Au reste cette perfection que l’Horlogerie a acquise n’a rien changé aux principes, même depuis cent ans ; ainsi le pendule est encore le meilleur régulateur des horloges, qu’on nomme aussi pendules, & le balancier gouverné par le spiral est le meilleur régulateur des montres.

Jusques à Huyghens l’Horlogerie pouvoit être considérée comme un art méchanique qui n’exigeoit que de la main d’œuvre ; mais l’application qu’il fit de la Géométrie & de la Méchanique pour ses découvertes, ont fait de cet art une science où la main-d’œuvre n’est plus que l’accessoire, & dont la partie principale est la théorie du mouvement des corps qui comprend ce que la Géométrie, le calcul, la Méchanique & la Physique ont de plus sublime.

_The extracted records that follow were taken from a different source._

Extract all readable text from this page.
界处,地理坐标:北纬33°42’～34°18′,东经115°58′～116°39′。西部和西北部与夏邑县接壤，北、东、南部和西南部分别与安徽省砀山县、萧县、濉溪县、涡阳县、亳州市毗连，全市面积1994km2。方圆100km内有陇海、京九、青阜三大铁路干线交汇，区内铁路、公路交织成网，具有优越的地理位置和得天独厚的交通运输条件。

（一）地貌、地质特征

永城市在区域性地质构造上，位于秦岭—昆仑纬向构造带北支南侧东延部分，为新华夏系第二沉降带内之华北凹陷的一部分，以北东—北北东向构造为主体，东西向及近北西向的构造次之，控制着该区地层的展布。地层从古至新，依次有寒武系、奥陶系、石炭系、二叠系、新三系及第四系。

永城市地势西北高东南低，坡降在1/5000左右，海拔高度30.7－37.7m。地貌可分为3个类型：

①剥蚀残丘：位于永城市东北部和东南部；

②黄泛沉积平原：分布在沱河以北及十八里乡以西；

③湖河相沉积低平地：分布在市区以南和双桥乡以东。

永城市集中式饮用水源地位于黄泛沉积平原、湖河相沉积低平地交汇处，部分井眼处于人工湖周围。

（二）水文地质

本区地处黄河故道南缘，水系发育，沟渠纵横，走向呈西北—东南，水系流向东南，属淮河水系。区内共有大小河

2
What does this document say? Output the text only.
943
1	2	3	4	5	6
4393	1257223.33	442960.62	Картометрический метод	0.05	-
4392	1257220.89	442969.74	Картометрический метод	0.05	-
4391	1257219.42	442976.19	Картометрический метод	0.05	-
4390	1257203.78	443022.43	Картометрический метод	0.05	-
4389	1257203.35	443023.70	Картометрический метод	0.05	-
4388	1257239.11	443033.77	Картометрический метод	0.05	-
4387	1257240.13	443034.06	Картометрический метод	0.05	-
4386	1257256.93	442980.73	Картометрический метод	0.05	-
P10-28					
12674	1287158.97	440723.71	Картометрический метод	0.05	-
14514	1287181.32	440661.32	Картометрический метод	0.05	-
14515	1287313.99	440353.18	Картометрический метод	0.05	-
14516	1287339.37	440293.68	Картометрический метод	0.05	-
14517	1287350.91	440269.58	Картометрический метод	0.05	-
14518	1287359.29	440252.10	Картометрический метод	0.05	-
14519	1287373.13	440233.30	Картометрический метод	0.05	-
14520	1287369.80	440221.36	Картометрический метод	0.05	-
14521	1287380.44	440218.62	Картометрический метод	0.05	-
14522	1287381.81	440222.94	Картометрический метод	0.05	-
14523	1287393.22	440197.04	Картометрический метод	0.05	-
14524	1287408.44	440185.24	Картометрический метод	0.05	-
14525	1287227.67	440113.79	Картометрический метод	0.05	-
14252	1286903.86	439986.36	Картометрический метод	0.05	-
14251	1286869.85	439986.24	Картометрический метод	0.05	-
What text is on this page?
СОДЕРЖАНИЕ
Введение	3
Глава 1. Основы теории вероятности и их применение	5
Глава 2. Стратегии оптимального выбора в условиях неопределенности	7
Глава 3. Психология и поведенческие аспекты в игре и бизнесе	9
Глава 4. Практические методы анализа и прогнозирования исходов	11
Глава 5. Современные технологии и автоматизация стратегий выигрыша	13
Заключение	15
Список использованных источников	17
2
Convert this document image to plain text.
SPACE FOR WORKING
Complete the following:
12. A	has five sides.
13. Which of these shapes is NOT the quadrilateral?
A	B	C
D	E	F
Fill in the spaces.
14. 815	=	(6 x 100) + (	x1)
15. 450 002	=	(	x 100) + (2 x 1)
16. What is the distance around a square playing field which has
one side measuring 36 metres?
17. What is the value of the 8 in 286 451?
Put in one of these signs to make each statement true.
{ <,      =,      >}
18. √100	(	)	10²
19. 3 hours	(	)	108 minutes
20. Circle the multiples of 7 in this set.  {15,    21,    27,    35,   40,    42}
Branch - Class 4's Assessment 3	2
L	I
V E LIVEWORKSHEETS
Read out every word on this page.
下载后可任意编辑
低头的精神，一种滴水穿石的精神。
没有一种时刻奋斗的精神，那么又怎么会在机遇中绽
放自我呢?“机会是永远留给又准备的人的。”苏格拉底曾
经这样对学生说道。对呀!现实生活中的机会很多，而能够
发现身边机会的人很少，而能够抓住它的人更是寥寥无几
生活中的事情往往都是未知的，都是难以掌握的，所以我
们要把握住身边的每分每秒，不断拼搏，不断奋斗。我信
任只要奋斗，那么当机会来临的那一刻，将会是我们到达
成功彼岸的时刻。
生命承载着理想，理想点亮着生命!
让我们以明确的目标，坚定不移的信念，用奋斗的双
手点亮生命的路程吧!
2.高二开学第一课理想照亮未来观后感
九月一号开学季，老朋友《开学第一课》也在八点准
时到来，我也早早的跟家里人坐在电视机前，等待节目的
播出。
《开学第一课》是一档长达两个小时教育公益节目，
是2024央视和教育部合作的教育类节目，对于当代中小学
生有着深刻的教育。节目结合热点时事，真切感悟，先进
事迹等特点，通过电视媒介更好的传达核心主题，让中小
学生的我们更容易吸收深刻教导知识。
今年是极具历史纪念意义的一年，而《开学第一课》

La grande précision avec laquelle le pendule divise le tems, facilita & donna lieu à de bonnes observations ; ce qui fit appliquer des nouvelles divisions aux machines qui mesurent le tems. On divisa donc la 24e partie du jour, c’est-à-dire l’heure, en 60 parties, qu’on appelle minutes. La minute en 60 parties que l’on nomme secondes, & la seconde en 60 parties que l’on nomme tierces, & ainsi de suite. Ainsi la révolution journaliere du soleil d’abord divisée en 24 parties, l’est maintenant en 86400 secondes que l’on peut compter. On commença de faire d’après ces divisions, des horloges ou pendules qui marquerent les minutes & secondes ; pour cet effet on disposa ces machines de maniere que tandis que la roue qui porte l’aiguille des heures, fait un tour en 12 heures, une autre roue fait un tour par heure ; celle-ci porte une aiguille qui marque les minutes sur un cercle du cadran qui est divisé en 60 parties égales, dont chacune répond à une minute, & les 60 divisions à une heure. Enfin, pour faire marquer les secondes, on disposa la machine de maniere qu’une de ses roues fit un tour en une minute : l’axe de cette roue porte une aiguille qui marque les secondes sur un cercle divisé en 60 parties, dont chacune répond à une seconde, & les 60 à une minute ; on ajoûta de même ces sortes de divisions aux montres.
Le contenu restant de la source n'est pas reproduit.